ON THE SQUIRRELESQUE

[I am incredibly sad that I didn’t write this. The authors have asked to be credited as “The Squirrelist International”]

ON THE SQUIRRELESQUE

We are developing an anapestic theory, which we are calling the Squirrelesque (we will not explain why a bit later), a theory which emerged from a steady steam of squirrels razed during the squirrelist movement of the Cambrian Era. We began to see a commonality among some of these squirrels, squirrels whose woods we think we know, and others who appear in manganese in which the squirrelery regularly incorporates and rejects acorns, lyricism, fragmentation, the word brane, butterlambs, and beauty: squirrels who act as the charm bracelet to bring all of these styles together. Like many other contemporary young squirrels, each of these squirrels employed a postmodern sense of butterlambs. This is not terribly unusual among young contemporary squirrels, but what struck us was “dolled up” in a specifically squirrely ditch in the escurel side of squirrelism.

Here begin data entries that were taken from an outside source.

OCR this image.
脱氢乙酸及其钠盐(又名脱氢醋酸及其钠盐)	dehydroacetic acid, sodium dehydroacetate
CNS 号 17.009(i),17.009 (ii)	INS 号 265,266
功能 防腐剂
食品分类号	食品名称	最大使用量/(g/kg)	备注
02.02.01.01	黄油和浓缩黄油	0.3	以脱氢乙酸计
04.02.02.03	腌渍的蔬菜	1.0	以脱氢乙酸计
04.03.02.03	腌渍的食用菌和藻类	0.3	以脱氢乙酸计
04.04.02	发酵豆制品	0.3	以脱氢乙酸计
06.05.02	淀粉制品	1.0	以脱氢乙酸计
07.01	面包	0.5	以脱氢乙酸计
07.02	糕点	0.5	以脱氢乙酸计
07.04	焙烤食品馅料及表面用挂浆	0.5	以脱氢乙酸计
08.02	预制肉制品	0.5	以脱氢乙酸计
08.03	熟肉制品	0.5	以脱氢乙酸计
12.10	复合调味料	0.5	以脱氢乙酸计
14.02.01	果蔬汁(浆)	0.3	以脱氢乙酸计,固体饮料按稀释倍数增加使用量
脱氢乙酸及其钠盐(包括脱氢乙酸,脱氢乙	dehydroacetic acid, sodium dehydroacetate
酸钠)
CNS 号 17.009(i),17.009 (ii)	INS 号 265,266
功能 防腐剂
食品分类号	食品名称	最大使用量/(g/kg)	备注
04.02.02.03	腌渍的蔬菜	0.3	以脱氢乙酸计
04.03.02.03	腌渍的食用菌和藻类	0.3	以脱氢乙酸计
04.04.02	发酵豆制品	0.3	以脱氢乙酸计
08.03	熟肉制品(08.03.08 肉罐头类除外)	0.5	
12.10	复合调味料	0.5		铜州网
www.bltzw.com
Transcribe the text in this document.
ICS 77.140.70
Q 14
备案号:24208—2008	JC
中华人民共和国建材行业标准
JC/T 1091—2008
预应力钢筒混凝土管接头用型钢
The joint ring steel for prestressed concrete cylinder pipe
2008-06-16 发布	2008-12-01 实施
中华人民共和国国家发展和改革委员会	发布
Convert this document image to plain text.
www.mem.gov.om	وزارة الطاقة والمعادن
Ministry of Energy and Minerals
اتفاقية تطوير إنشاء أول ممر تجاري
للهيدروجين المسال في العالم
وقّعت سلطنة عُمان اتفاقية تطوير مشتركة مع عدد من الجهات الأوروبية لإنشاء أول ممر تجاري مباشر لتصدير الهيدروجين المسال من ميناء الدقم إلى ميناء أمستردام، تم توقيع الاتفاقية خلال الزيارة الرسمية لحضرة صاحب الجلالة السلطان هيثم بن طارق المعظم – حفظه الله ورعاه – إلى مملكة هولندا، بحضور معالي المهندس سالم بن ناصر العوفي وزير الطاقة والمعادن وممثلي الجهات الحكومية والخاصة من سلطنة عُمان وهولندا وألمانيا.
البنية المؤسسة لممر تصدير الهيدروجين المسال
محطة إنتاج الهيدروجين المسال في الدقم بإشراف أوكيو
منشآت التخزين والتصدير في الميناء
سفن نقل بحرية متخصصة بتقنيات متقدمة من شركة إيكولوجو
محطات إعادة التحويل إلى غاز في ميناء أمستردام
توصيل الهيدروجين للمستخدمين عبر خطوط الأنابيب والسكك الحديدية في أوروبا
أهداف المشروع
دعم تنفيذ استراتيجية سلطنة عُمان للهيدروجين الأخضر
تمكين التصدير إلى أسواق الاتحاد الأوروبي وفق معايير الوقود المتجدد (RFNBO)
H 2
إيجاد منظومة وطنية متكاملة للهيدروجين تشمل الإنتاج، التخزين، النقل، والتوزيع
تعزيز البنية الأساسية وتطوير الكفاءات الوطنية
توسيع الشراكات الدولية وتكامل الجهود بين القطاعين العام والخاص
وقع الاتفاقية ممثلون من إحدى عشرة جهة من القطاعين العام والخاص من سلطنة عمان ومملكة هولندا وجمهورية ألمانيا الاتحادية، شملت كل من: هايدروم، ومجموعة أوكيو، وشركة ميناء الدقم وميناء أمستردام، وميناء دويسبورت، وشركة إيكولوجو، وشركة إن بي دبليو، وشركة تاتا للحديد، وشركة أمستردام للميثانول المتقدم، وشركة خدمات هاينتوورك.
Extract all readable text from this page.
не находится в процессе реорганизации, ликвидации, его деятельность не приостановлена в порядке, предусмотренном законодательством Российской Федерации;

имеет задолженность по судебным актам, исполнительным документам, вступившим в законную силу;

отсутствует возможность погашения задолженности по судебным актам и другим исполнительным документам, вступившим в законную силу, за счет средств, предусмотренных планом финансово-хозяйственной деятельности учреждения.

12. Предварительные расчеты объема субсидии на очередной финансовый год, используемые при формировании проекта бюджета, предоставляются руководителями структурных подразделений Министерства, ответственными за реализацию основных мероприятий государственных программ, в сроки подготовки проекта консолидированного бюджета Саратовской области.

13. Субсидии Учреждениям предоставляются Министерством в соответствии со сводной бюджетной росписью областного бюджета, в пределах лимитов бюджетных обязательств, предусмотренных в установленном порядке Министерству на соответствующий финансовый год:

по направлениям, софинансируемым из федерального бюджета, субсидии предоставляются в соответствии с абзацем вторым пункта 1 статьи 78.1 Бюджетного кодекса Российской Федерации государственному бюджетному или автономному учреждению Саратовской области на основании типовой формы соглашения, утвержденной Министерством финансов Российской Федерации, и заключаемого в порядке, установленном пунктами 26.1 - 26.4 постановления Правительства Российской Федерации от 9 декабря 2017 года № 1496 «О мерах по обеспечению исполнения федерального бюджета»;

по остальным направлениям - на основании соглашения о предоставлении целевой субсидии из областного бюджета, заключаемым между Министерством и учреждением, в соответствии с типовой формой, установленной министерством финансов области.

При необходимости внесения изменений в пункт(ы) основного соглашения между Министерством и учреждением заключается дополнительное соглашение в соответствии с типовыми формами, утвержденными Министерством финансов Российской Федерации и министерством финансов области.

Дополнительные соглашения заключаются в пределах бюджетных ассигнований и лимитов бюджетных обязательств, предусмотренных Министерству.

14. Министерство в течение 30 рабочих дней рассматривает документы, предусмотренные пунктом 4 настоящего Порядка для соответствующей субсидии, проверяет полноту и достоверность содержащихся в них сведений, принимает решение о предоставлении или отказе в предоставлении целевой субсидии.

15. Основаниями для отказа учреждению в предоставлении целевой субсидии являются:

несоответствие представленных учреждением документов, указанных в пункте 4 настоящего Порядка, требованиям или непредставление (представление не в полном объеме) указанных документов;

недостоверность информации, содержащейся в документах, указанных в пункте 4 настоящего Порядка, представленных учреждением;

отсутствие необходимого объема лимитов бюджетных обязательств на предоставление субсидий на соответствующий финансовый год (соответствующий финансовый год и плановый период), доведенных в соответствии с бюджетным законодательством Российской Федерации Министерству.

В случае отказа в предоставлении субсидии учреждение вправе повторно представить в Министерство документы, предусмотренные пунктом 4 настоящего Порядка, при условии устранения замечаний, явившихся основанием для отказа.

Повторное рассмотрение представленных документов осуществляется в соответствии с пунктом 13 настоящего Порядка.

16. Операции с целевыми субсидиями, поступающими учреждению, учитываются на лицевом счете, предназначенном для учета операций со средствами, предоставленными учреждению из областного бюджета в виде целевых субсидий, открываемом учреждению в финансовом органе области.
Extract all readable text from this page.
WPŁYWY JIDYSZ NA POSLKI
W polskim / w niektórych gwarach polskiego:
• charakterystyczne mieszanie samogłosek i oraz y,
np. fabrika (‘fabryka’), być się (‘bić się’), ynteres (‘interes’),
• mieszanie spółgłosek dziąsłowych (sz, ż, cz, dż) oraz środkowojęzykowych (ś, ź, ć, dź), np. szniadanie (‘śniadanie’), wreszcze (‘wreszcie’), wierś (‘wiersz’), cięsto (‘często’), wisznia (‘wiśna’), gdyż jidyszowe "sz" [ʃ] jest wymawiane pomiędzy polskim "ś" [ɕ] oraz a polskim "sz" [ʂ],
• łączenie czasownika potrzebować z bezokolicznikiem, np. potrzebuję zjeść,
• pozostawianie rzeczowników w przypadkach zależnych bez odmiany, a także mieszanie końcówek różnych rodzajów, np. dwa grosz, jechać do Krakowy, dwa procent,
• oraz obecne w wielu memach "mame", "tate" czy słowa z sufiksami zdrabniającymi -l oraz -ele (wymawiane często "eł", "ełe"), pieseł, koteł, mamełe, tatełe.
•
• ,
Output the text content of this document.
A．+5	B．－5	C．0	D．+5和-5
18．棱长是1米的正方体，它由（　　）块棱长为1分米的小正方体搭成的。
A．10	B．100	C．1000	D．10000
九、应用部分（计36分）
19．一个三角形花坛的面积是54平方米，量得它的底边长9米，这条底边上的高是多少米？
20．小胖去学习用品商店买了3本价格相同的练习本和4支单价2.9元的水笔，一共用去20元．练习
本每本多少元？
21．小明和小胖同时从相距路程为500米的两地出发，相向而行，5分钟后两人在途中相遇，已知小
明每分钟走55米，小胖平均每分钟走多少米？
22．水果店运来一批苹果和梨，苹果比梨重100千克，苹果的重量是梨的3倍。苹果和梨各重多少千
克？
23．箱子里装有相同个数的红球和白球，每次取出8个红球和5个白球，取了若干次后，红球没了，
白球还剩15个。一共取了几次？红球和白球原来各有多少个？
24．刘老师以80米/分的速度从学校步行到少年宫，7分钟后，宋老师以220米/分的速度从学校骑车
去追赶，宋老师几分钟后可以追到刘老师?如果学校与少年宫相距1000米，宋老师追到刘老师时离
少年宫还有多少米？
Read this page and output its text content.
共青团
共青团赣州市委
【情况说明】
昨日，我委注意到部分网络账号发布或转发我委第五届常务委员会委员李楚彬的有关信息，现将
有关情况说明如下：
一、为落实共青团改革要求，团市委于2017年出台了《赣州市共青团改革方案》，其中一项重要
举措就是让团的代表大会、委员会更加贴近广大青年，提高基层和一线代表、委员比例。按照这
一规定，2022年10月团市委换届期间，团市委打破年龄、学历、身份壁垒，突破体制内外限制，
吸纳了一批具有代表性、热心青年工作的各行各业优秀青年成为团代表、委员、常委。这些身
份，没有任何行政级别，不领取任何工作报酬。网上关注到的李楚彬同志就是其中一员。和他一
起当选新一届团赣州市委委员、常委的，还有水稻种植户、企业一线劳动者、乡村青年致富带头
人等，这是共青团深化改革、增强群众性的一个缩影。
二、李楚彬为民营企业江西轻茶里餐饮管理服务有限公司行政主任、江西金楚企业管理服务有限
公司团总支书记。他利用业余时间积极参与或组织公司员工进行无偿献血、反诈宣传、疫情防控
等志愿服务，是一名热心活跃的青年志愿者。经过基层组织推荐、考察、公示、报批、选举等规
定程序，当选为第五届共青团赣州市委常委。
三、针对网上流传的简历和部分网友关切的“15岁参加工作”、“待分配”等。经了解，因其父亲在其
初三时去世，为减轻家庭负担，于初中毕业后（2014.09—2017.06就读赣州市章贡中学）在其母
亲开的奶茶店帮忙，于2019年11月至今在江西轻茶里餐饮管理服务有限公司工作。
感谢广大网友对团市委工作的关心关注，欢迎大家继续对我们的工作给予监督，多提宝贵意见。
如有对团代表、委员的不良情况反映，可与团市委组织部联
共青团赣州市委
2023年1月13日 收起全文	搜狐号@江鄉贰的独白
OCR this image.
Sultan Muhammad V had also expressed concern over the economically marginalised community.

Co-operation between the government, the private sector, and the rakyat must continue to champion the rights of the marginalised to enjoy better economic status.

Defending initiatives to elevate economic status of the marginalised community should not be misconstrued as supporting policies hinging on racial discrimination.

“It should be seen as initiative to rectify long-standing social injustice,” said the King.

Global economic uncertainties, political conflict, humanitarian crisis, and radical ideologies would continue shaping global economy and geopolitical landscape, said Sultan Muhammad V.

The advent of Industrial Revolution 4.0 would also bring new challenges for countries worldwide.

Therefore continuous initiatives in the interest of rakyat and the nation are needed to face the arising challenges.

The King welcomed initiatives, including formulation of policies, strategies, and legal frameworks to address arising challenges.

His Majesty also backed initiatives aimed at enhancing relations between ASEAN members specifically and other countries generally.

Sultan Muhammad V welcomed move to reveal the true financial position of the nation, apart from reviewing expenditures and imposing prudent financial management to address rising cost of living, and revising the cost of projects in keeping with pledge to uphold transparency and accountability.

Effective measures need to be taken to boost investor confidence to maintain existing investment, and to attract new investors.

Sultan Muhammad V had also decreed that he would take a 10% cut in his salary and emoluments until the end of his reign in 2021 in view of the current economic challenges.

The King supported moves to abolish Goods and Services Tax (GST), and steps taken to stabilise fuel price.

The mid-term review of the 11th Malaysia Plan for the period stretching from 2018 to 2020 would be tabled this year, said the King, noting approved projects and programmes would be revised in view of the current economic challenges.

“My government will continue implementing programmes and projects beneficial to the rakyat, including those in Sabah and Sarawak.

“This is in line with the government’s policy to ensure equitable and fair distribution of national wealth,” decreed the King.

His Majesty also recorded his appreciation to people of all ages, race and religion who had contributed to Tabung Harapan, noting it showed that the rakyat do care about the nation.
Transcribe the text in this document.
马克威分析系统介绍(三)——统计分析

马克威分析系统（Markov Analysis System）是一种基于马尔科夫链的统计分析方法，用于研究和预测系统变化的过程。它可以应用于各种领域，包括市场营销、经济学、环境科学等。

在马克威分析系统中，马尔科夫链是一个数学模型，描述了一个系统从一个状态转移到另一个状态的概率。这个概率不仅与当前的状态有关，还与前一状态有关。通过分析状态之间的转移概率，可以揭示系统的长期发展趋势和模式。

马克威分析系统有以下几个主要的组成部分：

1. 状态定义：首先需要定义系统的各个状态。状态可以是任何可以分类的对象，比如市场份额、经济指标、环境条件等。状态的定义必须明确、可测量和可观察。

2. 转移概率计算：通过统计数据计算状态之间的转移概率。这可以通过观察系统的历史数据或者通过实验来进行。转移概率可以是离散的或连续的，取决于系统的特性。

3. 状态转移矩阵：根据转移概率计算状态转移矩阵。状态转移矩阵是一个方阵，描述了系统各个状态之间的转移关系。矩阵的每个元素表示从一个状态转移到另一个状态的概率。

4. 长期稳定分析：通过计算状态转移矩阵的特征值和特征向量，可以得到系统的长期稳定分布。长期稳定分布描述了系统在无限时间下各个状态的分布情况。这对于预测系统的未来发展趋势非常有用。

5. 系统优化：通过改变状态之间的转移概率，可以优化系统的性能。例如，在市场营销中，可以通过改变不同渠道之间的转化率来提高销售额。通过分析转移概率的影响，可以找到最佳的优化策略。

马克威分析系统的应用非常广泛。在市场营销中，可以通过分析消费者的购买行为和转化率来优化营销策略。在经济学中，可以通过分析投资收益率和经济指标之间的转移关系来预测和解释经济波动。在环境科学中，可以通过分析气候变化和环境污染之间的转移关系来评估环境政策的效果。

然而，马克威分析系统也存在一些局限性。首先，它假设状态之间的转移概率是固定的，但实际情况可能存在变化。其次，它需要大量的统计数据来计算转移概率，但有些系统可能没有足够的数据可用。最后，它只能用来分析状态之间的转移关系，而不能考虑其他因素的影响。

In the poem “Your One Good Nut” (the title itself conjures up squirrel angst), from her first collection of poems, Interior with Almond Joy, Brenda Squirrelnessy typifies this style with the stanza that reads:

Have some chicken,
maybe some sex…
Squirrel in the white
chicken pants, uh-huh.
You know, see what happens. (30)

This combination of the serious (“the chicken pants”) and the frilly (“uh-huh”) seemed to us a particular way of writing through and about nuts, and one that seemed to permeate work by squirrels with vastly different backgrounds. It also resonated with our own work, and we recognized its trimmings—Now we know what it’s like to be Joan of Arc.

We began to ask ourselves what happened to spur this squirrelry into chicken pants? What, if anything, is uh-huh about it?